Anche durante la Guerra Fredda lo Stato americano finanziò le sue vertiginose spese militari attraverso prestiti, e questo fece salire il debito pubblico a livelli vertiginosi. Nel 1945 il debito pubblico era di “soli” 258 miliardi di dollari, ma nel 1990 – quando la Guerra Fredda volge al termine – ammontava a ben 3,2 trilioni di dollari! Si è trattato di un aumento stupendo, anche se si tiene conto del tasso di inflazione, che ha fatto diventare lo stato americano il più grande debitore del mondo. (Per inciso, nel luglio 2002 il debito pubblico americano aveva raggiunto i 6,1 trilioni di dollari.) Washington avrebbe potuto e dovuto coprire il costo della Guerra Fredda tassando gli enormi profitti realizzati dalle corporazioni coinvolte nell'orgia degli armamenti, ma non c'è mai stato alcun dubbio di una cosa del genere. Nel 1945,

This was possible because the nation’s big corporations largely determine what the government in Washington may or may not do, also in the field of fiscal policy. In addition, lowering the tax burden of corporations was made easier because after the Second World War these corporations transformed themselves into multinationals, “at home everywhere and nowhere,” as an American author has written in connection with ITT, and therefore find it easy to avoid paying meaningful taxes anywhere. Stateside, where they pocket the biggest profits, 37 per cent of all American multinationals – and more than 70 per cent of all foreign multinationals – paid not a single dollar of taxes in 1991, while the remaining multinationals remitted less than 1 per cent of their profits in taxes.

I costi altissimi della Guerra Fredda non furono quindi sostenuti da chi ne trasse profitto e che, per inciso, continuava anche a intascare la parte del leone dei dividendi pagati sui titoli di Stato, ma dai lavoratori americani e dalla classe media americana. Questi americani a basso e medio reddito non hanno ricevuto un centesimo dai profitti prodotti così abbondantemente dalla Guerra Fredda, ma hanno ricevuto la loro parte dell'enorme debito pubblico di cui quel conflitto era in gran parte responsabile. Sono loro, dunque, che si sono davvero accollati i costi della guerra fredda, e sono loro che continuano a pagare con le tasse una quota spropositata del peso del debito pubblico.

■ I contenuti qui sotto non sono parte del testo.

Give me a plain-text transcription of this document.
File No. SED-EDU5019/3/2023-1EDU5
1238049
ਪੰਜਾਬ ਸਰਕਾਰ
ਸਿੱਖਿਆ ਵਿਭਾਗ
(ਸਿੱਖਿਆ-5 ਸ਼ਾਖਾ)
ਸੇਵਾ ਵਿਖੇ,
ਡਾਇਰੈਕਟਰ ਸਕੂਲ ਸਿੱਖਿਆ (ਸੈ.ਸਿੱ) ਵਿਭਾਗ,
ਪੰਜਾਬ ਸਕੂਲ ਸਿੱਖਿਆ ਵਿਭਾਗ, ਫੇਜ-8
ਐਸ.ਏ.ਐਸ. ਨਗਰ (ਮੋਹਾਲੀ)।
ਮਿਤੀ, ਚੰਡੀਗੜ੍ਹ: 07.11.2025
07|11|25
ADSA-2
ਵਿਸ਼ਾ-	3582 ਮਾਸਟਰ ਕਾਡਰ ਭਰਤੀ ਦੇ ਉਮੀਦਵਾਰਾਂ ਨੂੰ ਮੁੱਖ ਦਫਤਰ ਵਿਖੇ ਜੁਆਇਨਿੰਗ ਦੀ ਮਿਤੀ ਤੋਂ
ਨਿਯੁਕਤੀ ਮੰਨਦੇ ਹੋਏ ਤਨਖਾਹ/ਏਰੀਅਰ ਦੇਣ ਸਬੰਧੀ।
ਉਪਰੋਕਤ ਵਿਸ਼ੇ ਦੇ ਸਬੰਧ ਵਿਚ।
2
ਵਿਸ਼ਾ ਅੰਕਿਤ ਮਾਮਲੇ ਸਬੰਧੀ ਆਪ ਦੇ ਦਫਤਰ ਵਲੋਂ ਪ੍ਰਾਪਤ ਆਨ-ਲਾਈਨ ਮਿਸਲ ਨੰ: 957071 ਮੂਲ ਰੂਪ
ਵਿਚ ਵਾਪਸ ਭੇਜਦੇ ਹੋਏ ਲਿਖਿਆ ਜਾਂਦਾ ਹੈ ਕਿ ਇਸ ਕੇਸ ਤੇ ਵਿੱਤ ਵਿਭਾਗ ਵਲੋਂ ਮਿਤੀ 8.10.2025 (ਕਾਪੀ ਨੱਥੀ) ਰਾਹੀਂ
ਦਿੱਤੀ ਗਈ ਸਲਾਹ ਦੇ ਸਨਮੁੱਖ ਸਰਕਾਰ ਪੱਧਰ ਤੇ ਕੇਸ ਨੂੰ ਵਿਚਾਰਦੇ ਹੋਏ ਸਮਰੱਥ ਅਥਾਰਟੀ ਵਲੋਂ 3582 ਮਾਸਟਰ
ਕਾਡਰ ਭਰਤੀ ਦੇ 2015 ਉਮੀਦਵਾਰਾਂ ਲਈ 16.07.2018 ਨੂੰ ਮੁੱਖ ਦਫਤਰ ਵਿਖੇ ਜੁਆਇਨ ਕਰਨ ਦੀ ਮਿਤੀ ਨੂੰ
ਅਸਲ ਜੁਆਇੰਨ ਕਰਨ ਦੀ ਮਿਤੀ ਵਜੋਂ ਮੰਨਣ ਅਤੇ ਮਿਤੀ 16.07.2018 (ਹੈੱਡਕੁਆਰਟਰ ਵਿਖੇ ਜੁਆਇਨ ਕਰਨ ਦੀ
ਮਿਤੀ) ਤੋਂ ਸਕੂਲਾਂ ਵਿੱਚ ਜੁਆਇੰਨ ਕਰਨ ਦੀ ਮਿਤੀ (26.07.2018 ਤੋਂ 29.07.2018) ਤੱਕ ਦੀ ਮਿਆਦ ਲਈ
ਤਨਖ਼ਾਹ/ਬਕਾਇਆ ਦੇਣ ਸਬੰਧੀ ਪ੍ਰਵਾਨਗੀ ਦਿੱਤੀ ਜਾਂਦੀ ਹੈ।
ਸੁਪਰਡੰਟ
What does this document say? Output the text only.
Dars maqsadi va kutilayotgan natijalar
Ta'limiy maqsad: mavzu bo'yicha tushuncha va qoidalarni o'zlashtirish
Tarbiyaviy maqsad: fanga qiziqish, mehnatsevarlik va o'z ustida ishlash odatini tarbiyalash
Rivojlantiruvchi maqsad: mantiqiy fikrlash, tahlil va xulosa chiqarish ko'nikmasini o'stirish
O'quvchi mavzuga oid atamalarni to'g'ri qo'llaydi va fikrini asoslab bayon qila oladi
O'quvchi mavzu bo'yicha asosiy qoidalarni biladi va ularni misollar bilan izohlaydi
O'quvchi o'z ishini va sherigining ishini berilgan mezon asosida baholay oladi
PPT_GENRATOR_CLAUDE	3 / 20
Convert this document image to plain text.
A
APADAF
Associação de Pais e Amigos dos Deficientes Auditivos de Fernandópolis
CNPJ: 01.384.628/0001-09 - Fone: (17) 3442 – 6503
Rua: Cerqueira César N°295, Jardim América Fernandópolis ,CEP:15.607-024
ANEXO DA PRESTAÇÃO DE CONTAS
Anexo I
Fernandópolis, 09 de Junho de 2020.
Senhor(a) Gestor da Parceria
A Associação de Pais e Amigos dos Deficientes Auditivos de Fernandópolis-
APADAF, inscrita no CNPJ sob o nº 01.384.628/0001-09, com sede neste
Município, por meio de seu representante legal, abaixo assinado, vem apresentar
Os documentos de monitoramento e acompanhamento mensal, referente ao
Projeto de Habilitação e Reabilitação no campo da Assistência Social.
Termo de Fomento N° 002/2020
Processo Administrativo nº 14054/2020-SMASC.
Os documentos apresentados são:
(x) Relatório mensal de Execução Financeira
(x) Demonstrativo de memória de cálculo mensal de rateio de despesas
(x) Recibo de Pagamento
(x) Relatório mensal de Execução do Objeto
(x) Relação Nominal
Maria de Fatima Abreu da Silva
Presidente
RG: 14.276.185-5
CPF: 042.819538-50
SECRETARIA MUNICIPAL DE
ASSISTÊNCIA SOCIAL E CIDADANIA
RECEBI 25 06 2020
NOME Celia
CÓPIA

In altre parole, mentre i profitti generati dalla Guerra Fredda venivano privatizzati a vantaggio di un'élite ricchissima, i suoi costi venivano spietatamente socializzatia grande danno di tutti gli altri americani. Durante la Guerra Fredda l'economia americana degenerò in una gigantesca truffa, in una perversa ridistribuzione della ricchezza della nazione a vantaggio dei ricchi e a svantaggio non solo dei poveri e della classe operaia ma anche della classe media, la cui i membri tendono a sottoscrivere il mito che il sistema capitalista americano serva i loro interessi. Infatti, mentre i ricchi ei potenti d'America accumulavano ricchezze sempre maggiori, la prosperità raggiunta da molti altri americani durante la seconda guerra mondiale venne gradualmente erosa e il tenore di vita generale declinò lentamente ma costantemente.

Durante la seconda guerra mondiale l'America aveva assistito a una modesta ridistribuzione della ricchezza collettiva della nazione a vantaggio dei membri meno privilegiati della società. Durante la Guerra Fredda, però, i ricchi americani diventarono più ricchi mentre i non ricchi – e non certo solo i poveri – diventarono più poveri. Nel 1989, l'anno in cui la Guerra Fredda finì, più del 13 per cento di tutti gli americani – circa 31 milioni di individui – erano poveri secondo i criteri ufficiali di povertà, che sottostimano decisamente il problema. Al contrario, oggi l'1% di tutti gli americani possiede non meno del 34% della ricchezza aggregata della nazione. In nessun grande paese “occidentale” la ricchezza è distribuita in modo più disomogeneo.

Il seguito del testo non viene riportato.